Chinese state-owned ships entered the territorial waters of disputed islands Friday, Japan’s coastguard said, in the first intrusion since a new government was elected in Tokyo.
The move is a setback to hopes in Japan that Beijing might use the poll as a chance for a fresh start after months of bitter wrangling and rhetoric over an issue that neither side is prepared to budge on.
“Three Chinese surveillance ships entered the territorial waters near Kubajima,” said a Japanese coastguard official, referring to one of the islands in the Senkaku chain, known as Diaoyu in China.
The coastguard said three Chinese ships were spotted northwest of Kubajima island at around 10:20 a.m. local time.
A fisheries patrol ship was also in contiguous waters 37 kilometres west-northwest of Uotsurijima island, it said.
China has sent its official ships into the islands’ waters 19 times since Tokyo nationalized the chain in September, the coastguard said, with analysts saying Beijing intends to prove it can come and go as it pleases in the area.

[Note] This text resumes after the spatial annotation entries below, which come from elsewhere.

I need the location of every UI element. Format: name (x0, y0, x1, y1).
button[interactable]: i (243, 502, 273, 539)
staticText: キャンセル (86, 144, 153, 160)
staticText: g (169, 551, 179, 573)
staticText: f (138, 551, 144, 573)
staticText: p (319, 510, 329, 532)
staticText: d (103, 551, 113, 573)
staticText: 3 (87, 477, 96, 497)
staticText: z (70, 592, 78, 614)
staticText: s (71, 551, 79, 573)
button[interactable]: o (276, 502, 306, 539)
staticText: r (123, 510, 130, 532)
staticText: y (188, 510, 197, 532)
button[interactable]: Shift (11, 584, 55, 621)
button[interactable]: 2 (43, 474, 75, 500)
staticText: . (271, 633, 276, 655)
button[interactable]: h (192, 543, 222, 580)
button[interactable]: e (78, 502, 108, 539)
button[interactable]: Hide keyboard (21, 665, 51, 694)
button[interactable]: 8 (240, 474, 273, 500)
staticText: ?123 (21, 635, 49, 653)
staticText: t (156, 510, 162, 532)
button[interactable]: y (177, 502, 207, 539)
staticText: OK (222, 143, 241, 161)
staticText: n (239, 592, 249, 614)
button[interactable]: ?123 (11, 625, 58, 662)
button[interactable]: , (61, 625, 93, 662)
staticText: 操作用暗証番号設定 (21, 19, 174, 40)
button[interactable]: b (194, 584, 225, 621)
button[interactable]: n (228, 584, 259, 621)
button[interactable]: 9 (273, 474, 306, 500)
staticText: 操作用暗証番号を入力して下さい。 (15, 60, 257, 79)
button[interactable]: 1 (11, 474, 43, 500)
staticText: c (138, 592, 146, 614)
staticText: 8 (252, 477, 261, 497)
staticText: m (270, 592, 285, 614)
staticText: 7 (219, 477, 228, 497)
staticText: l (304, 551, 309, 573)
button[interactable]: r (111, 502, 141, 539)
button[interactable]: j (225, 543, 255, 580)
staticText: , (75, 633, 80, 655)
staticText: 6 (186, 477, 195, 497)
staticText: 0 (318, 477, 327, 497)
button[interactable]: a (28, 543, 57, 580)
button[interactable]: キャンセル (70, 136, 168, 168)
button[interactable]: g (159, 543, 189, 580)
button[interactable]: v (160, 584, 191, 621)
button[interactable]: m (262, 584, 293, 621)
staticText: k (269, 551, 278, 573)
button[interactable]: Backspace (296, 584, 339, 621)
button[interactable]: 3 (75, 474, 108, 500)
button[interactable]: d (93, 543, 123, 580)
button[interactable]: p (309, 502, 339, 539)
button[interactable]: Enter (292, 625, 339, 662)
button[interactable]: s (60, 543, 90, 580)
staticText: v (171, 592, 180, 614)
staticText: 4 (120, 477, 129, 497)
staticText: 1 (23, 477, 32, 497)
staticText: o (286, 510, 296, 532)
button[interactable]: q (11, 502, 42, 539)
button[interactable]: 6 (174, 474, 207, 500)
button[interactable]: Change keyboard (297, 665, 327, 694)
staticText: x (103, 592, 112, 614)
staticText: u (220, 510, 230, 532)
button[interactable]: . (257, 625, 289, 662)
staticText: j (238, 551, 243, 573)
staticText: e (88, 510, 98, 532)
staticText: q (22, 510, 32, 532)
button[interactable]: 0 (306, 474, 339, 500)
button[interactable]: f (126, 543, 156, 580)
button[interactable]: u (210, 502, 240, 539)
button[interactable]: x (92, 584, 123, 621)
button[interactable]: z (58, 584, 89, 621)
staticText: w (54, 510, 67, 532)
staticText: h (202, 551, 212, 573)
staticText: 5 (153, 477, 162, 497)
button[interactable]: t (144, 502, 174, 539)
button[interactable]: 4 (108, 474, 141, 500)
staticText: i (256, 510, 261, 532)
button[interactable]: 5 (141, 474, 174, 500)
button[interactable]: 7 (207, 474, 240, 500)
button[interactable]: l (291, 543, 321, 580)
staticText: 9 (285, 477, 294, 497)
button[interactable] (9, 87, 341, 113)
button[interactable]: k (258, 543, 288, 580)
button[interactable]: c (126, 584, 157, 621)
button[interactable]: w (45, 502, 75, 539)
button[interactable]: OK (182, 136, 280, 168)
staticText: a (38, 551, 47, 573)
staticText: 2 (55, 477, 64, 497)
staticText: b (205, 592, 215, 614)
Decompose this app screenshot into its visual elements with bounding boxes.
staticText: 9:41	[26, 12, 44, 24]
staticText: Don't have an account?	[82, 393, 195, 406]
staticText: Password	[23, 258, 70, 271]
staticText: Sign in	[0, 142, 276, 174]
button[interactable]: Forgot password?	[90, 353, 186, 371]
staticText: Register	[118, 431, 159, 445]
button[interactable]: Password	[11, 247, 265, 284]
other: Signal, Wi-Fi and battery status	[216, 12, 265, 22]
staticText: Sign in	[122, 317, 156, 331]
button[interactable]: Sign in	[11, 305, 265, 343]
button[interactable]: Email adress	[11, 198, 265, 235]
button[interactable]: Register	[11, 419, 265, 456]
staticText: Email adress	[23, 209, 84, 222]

The ante was upped last week when a Chinese plane overflew the area, in what Japan said was the first time Beijing had breached its airspace since at least 1958. Tokyo scrambled fighter jets in response.
But the State Oceanic Administration vessels have remained outside the 12-nautical-mile ring of the archipelago’s territorial waters since Sunday’s election, in which the hawkish Shinzo Abe swept to power, vowing a tough line on Beijing.
In one of his first broadcast interviews after the election win he said there was no room for compromise in the row and put the onus for improved relations on Beijing.
“Japan and China need to share the recognition that having good relations is in the national interests of both countries,” he said. “China lacks this recognition a little bit. I want them to think anew about mutually beneficial strategic relations.”
Mr. Abe has pushed an agenda that includes upgrading the country’s “Self Defence Forces” to make them a full-scale military, and has spoken of wanting to revise Japan’s pacifist constitution.
But analysts have said at least some of this could be posturing.
They point to the pragmatism of his earlier 2006-2007 tenure as prime minister, when his opinions on controversial issues that could aggravate China were ambiguous or were just left unsaid.
As premier he stayed away from Yasukuni Shrine, which honours Japan’s war dead, including Class A war criminals, and is a running sore in Tokyo’s relations with its neighbours.
Mr. Abe also made China his first foreign destination.
Following his victory on Sunday, he said he would make rebuilding Japan’s alliance with Washington his top foreign policy goal and said it would be the first place he visits after assuming office.
Despite warm words about the importance of economic ties with Beijing – China is Japan’s biggest trading partner – Mr. Abe stressed the need to build relations with other countries, such as India and Australia.